Our success: five west-African countries lower their sulphur thresholds

© Carl de Keyzer/Magnum

Despite the irresponsible practices of Swiss commodities traders who are unwilling to give up their lucrative business model, Public Eye has achieved a great deal. Our revelations led to a wave of outrage in Africa and received media attention around the world. Together with our partners in Ghana, Nigeria, Mali and the Ivory Coast we advocate enforceable fuel standards.

Following major protests, Ghana’s government significantly improved its national sulphur standard and as of July 2017 lowered the sulphur content permitted by the state for diesel imports sixtyfold. Nigeria and three further countries have also announced new standards.

© Public Eye
Ghana and Nigeria have decided to lower sulphur standards.

The Netherlands react

Alongside West Africa, the Dirty Diesel report also triggered a political process in the ARA (Amsterdam-Rotterdam-Antwerp) area, where most African Quality fuel is produced.

On 10 July 2018, the ILT (the Dutch environmental inspectorate) published a report for parliament on the composition and hazardous nature of fuels that are exported from Amsterdam and Rotterdam to West Africa.

The investigative authorities highlighted the decisive role of commodities trading companies that take advantage of lax West African fuel standards to maximise their profits.

Since the start of 2017, the ILT has investigated the cargo carried to West Africa by 44 tankers. It found diesel with 300 times higher sulphur content and double the level of carcinogenic hydrocarbons than levels permitted in Europe. Alongside high sulphur components, the gasoline found contained carcinogenic substances and a concentration of manganese up to 30 times the level permitted in Europe. The report concluded that the companies implicated were either ignoring or unaware of the European regulation on chemical substances (REACH) and Dutch provisions. The environmental inspectors also investigated ship fuels and found two products that it classed as illegal waste amongst those of commodities trading companies.

© Eric de Mildt

In his response to the report and this chapter of political indecision, the director of the United National Environment Programme, Erik Solheim, appealed to the companies, stating: “inferior products should not be sold, even if they comply with national standards”.

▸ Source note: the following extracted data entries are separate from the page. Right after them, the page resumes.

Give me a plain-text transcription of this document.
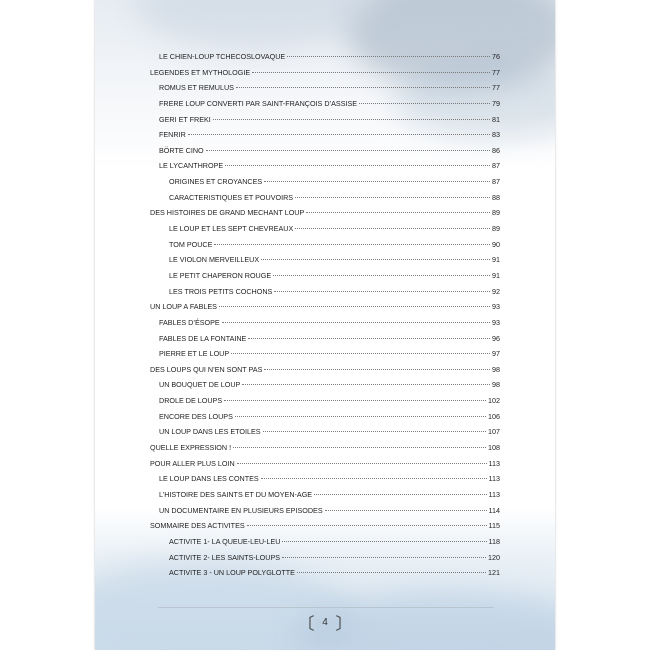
LE CHIEN-LOUP TCHECOSLOVAQUE	76
LEGENDES ET MYTHOLOGIE	77
ROMUS ET REMULUS	77
FRERE LOUP CONVERTI PAR SAINT-FRANÇOIS D’ASSISE	79
GERI ET FREKI	81
FENRIR	83
BÖRTE CINO	86
LE LYCANTHROPE	87
ORIGINES ET CROYANCES	87
CARACTERISTIQUES ET POUVOIRS	88
DES HISTOIRES DE GRAND MECHANT LOUP	89
LE LOUP ET LES SEPT CHEVREAUX	89
TOM POUCE	90
LE VIOLON MERVEILLEUX	91
LE PETIT CHAPERON ROUGE	91
LES TROIS PETITS COCHONS	92
UN LOUP A FABLES	93
FABLES D’ÉSOPE	93
FABLES DE LA FONTAINE	96
PIERRE ET LE LOUP	97
DES LOUPS QUI N’EN SONT PAS	98
UN BOUQUET DE LOUP	98
DROLE DE LOUPS	102
ENCORE DES LOUPS	106
UN LOUP DANS LES ETOILES	107
QUELLE EXPRESSION !	108
POUR ALLER PLUS LOIN	113
LE LOUP DANS LES CONTES	113
L’HISTOIRE DES SAINTS ET DU MOYEN-AGE	113
UN DOCUMENTAIRE EN PLUSIEURS EPISODES	114
SOMMAIRE DES ACTIVITES	115
ACTIVITE 1- LA QUEUE-LEU-LEU	118
ACTIVITE 2- LES SAINTS-LOUPS	120
ACTIVITE 3 - UN LOUP POLYGLOTTE	121
〔 4 〕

Switzerland must now also live up to its responsibility

With this investigation, the Netherlands lived up to its responsibility as the country where dangerous fuels are produced and exported. Another equivalent investigation is examining whether Dirty Diesel companies violated the OECD Guidelines for Multinational Enterprises. On the other hand, in Switzerland – where the commodities trading companies in question are registered – the government has yet to take a stance on the scandal, let alone to carry out an investigation.